Así lo hizo el dominico Vicente Hernández Medina en febrero de 1819, cuando en el elogio fúnebre celebrado en la iglesia del convento del Carmen de Valencia otorgó a la reina difunta los atributos del buen gobernante: "Nadie le ha disputado hasta ahora una imaginación feliz, un entendimiento despejado, un talento sublime, una política profunda, una comprensión vasta, un manejo y destreza en los negocios arduos y complicados, y un genio nacido para el trono con no menores disposiciones que las Catalinas, las Teresas y las Isabelas". Ante la imposibilidad de comprender y explicar la meteórica carrera de Godoy, se intuyó que unas hipotéticas relaciones amatorias entre la reina y Godoy, consentidas por Carlos IV, eran las responsables del ascenso del hidalgo extremeño a las más altas responsabilidades políticas y militares del reino.
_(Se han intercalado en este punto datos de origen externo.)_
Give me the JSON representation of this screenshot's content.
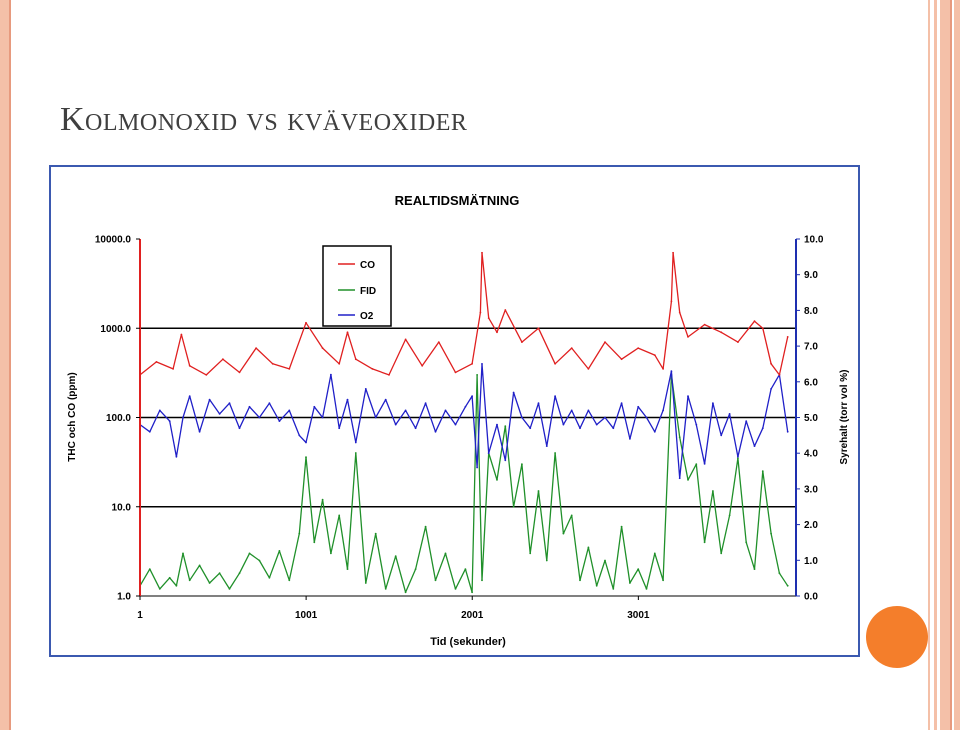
{
  "slide": {
    "title": "Kolmonoxid vs kväveoxider"
  },
  "theme": {
    "accent_left": "#f4c0a8",
    "accent_right": "#e79a7e",
    "orange_dot": "#f47e2b",
    "frame_border": "#3b59b0"
  },
  "chart_data": {
    "type": "line",
    "title": "REALTIDSMÄTNING",
    "xlabel": "Tid (sekunder)",
    "ylabel_left": "THC och CO (ppm)",
    "ylabel_right": "Syrehalt (torr vol %)",
    "x_ticks": [
      "1",
      "1001",
      "2001",
      "3001"
    ],
    "x_range": [
      1,
      3950
    ],
    "y_left": {
      "scale": "log",
      "range": [
        1,
        10000
      ],
      "ticks": [
        "10000.0",
        "1000.0",
        "100.0",
        "10.0",
        "1.0"
      ]
    },
    "y_right": {
      "scale": "linear",
      "range": [
        0,
        10
      ],
      "ticks": [
        "10.0",
        "9.0",
        "8.0",
        "7.0",
        "6.0",
        "5.0",
        "4.0",
        "3.0",
        "2.0",
        "1.0",
        "0.0"
      ]
    },
    "gridlines_left": [
      1000,
      100,
      10
    ],
    "legend": {
      "position": "top-left",
      "entries": [
        "CO",
        "FID",
        "O2"
      ]
    },
    "series": [
      {
        "name": "CO",
        "axis": "left",
        "color": "#e02020",
        "x": [
          1,
          100,
          200,
          250,
          300,
          400,
          500,
          600,
          700,
          800,
          900,
          1000,
          1100,
          1200,
          1250,
          1300,
          1400,
          1500,
          1600,
          1700,
          1800,
          1900,
          2000,
          2050,
          2060,
          2100,
          2150,
          2200,
          2300,
          2400,
          2500,
          2600,
          2700,
          2800,
          2900,
          3000,
          3100,
          3150,
          3200,
          3210,
          3250,
          3300,
          3400,
          3500,
          3600,
          3700,
          3750,
          3800,
          3850,
          3900
        ],
        "y": [
          300,
          420,
          350,
          850,
          380,
          300,
          450,
          320,
          600,
          400,
          350,
          1150,
          600,
          400,
          900,
          450,
          350,
          300,
          750,
          380,
          700,
          320,
          400,
          1500,
          7000,
          1300,
          900,
          1600,
          700,
          1000,
          400,
          600,
          350,
          700,
          450,
          600,
          500,
          350,
          2000,
          7000,
          1500,
          800,
          1100,
          900,
          700,
          1200,
          1000,
          400,
          300,
          800
        ]
      },
      {
        "name": "FID",
        "axis": "left",
        "color": "#20902a",
        "x": [
          1,
          60,
          120,
          180,
          220,
          260,
          300,
          360,
          420,
          480,
          540,
          600,
          660,
          720,
          780,
          840,
          900,
          960,
          1000,
          1050,
          1100,
          1150,
          1200,
          1250,
          1300,
          1360,
          1420,
          1480,
          1540,
          1600,
          1660,
          1720,
          1780,
          1840,
          1900,
          1960,
          2000,
          2030,
          2060,
          2100,
          2150,
          2200,
          2250,
          2300,
          2350,
          2400,
          2450,
          2500,
          2550,
          2600,
          2650,
          2700,
          2750,
          2800,
          2850,
          2900,
          2950,
          3000,
          3050,
          3100,
          3150,
          3200,
          3250,
          3300,
          3350,
          3400,
          3450,
          3500,
          3550,
          3600,
          3650,
          3700,
          3750,
          3800,
          3850,
          3900
        ],
        "y": [
          1.3,
          2.0,
          1.2,
          1.6,
          1.3,
          3.0,
          1.5,
          2.2,
          1.4,
          1.8,
          1.2,
          1.8,
          3.0,
          2.5,
          1.6,
          3.2,
          1.5,
          5.0,
          36,
          4.0,
          12,
          3.0,
          8.0,
          2.0,
          40,
          1.4,
          5.0,
          1.2,
          2.8,
          1.1,
          2.0,
          6.0,
          1.5,
          3.0,
          1.2,
          2.0,
          1.1,
          300,
          1.5,
          40,
          20,
          80,
          10,
          30,
          3.0,
          15,
          2.5,
          40,
          5.0,
          8.0,
          1.5,
          3.5,
          1.3,
          2.5,
          1.2,
          6.0,
          1.4,
          2.0,
          1.2,
          3.0,
          1.5,
          300,
          60,
          20,
          30,
          4.0,
          15,
          3.0,
          8.0,
          35,
          4.0,
          2.0,
          25,
          5.0,
          1.8,
          1.3
        ]
      },
      {
        "name": "O2",
        "axis": "right",
        "color": "#2020c8",
        "x": [
          1,
          60,
          120,
          180,
          220,
          260,
          300,
          360,
          420,
          480,
          540,
          600,
          660,
          720,
          780,
          840,
          900,
          960,
          1000,
          1050,
          1100,
          1150,
          1200,
          1250,
          1300,
          1360,
          1420,
          1480,
          1540,
          1600,
          1660,
          1720,
          1780,
          1840,
          1900,
          1960,
          2000,
          2030,
          2060,
          2100,
          2150,
          2200,
          2250,
          2300,
          2350,
          2400,
          2450,
          2500,
          2550,
          2600,
          2650,
          2700,
          2750,
          2800,
          2850,
          2900,
          2950,
          3000,
          3050,
          3100,
          3150,
          3200,
          3250,
          3300,
          3350,
          3400,
          3450,
          3500,
          3550,
          3600,
          3650,
          3700,
          3750,
          3800,
          3850,
          3900
        ],
        "y": [
          4.8,
          4.6,
          5.2,
          4.9,
          3.9,
          5.0,
          5.6,
          4.6,
          5.5,
          5.1,
          5.4,
          4.7,
          5.3,
          5.0,
          5.4,
          4.9,
          5.2,
          4.5,
          4.3,
          5.3,
          5.0,
          6.2,
          4.7,
          5.5,
          4.3,
          5.8,
          5.0,
          5.5,
          4.8,
          5.2,
          4.7,
          5.4,
          4.6,
          5.2,
          4.8,
          5.3,
          5.6,
          3.6,
          6.5,
          4.0,
          4.8,
          3.8,
          5.7,
          5.0,
          4.7,
          5.4,
          4.2,
          5.6,
          4.8,
          5.2,
          4.7,
          5.2,
          4.8,
          5.0,
          4.7,
          5.4,
          4.4,
          5.3,
          5.0,
          4.6,
          5.2,
          6.3,
          3.3,
          5.6,
          4.8,
          3.7,
          5.4,
          4.5,
          5.1,
          3.9,
          4.9,
          4.2,
          4.7,
          5.8,
          6.2,
          4.6
        ]
      }
    ]
  }
}
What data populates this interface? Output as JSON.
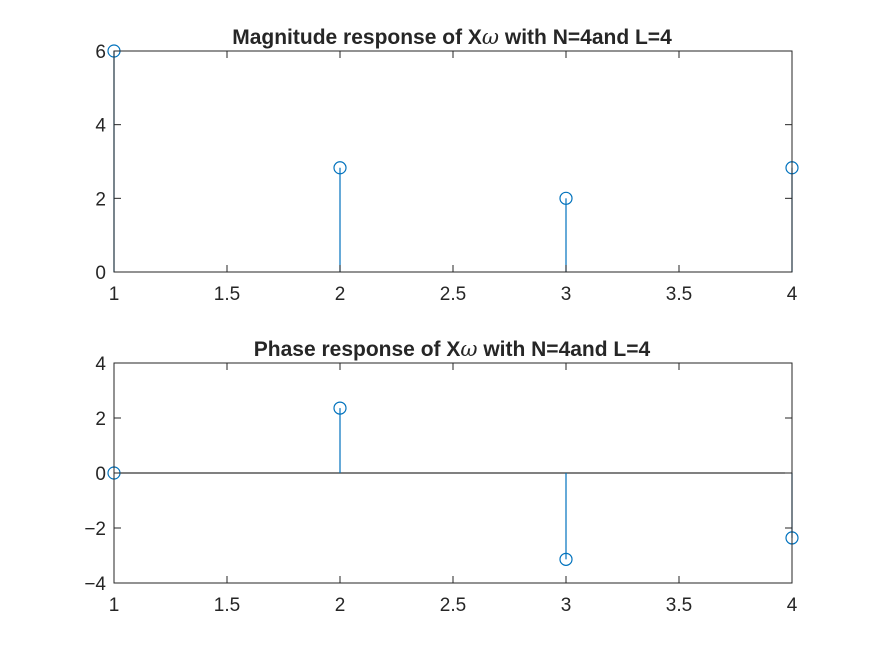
{
  "chart_data": [
    {
      "type": "stem",
      "title_prefix": "Magnitude response of X",
      "title_symbol": "ω",
      "title_suffix": " with N=4and L=4",
      "xlabel": "",
      "ylabel": "",
      "xlim": [
        1,
        4
      ],
      "ylim": [
        0,
        6
      ],
      "x_ticks": [
        "1",
        "1.5",
        "2",
        "2.5",
        "3",
        "3.5",
        "4"
      ],
      "y_ticks": [
        "0",
        "2",
        "4",
        "6"
      ],
      "x": [
        1,
        2,
        3,
        4
      ],
      "values": [
        6,
        2.83,
        2,
        2.83
      ],
      "baseline": 0,
      "grid": false,
      "color": "#0072bd"
    },
    {
      "type": "stem",
      "title_prefix": "Phase response of X",
      "title_symbol": "ω",
      "title_suffix": " with N=4and L=4",
      "xlabel": "",
      "ylabel": "",
      "xlim": [
        1,
        4
      ],
      "ylim": [
        -4,
        4
      ],
      "x_ticks": [
        "1",
        "1.5",
        "2",
        "2.5",
        "3",
        "3.5",
        "4"
      ],
      "y_ticks": [
        "−4",
        "−2",
        "0",
        "2",
        "4"
      ],
      "x": [
        1,
        2,
        3,
        4
      ],
      "values": [
        0,
        2.36,
        -3.14,
        -2.36
      ],
      "baseline": 0,
      "grid": false,
      "color": "#0072bd"
    }
  ]
}
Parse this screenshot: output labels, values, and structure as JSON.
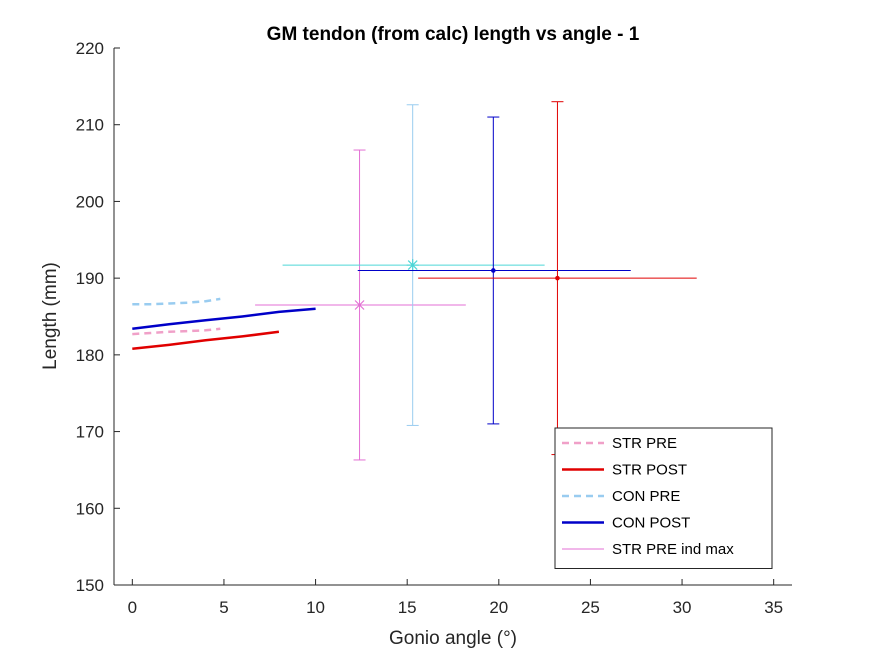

Carlos Seco, en su biografía de Godoy, descarta esa interpretación maliciosa basándose en el rígido protocolo de la Corte española, que dejaba pocos resquicios a la intimidad, y en los numerosos partos de la reina, que tuvo 14 hijos entre 1771 y 1794, de los que el futuro Fernando VII fue el noveno. Seco es del parecer que la confianza de los reyes, fuente de todo poder en el Antiguo Régimen, hacia el joven Godoy y la falta de fe del propio Carlos IV en la política desarrollada por Floridablanca y Aranda frente a la Francia revolucionaria abrieron las puertas del poder al favorito, considerado siempre por la pareja real como su más leal consejero y un amigo insustituible.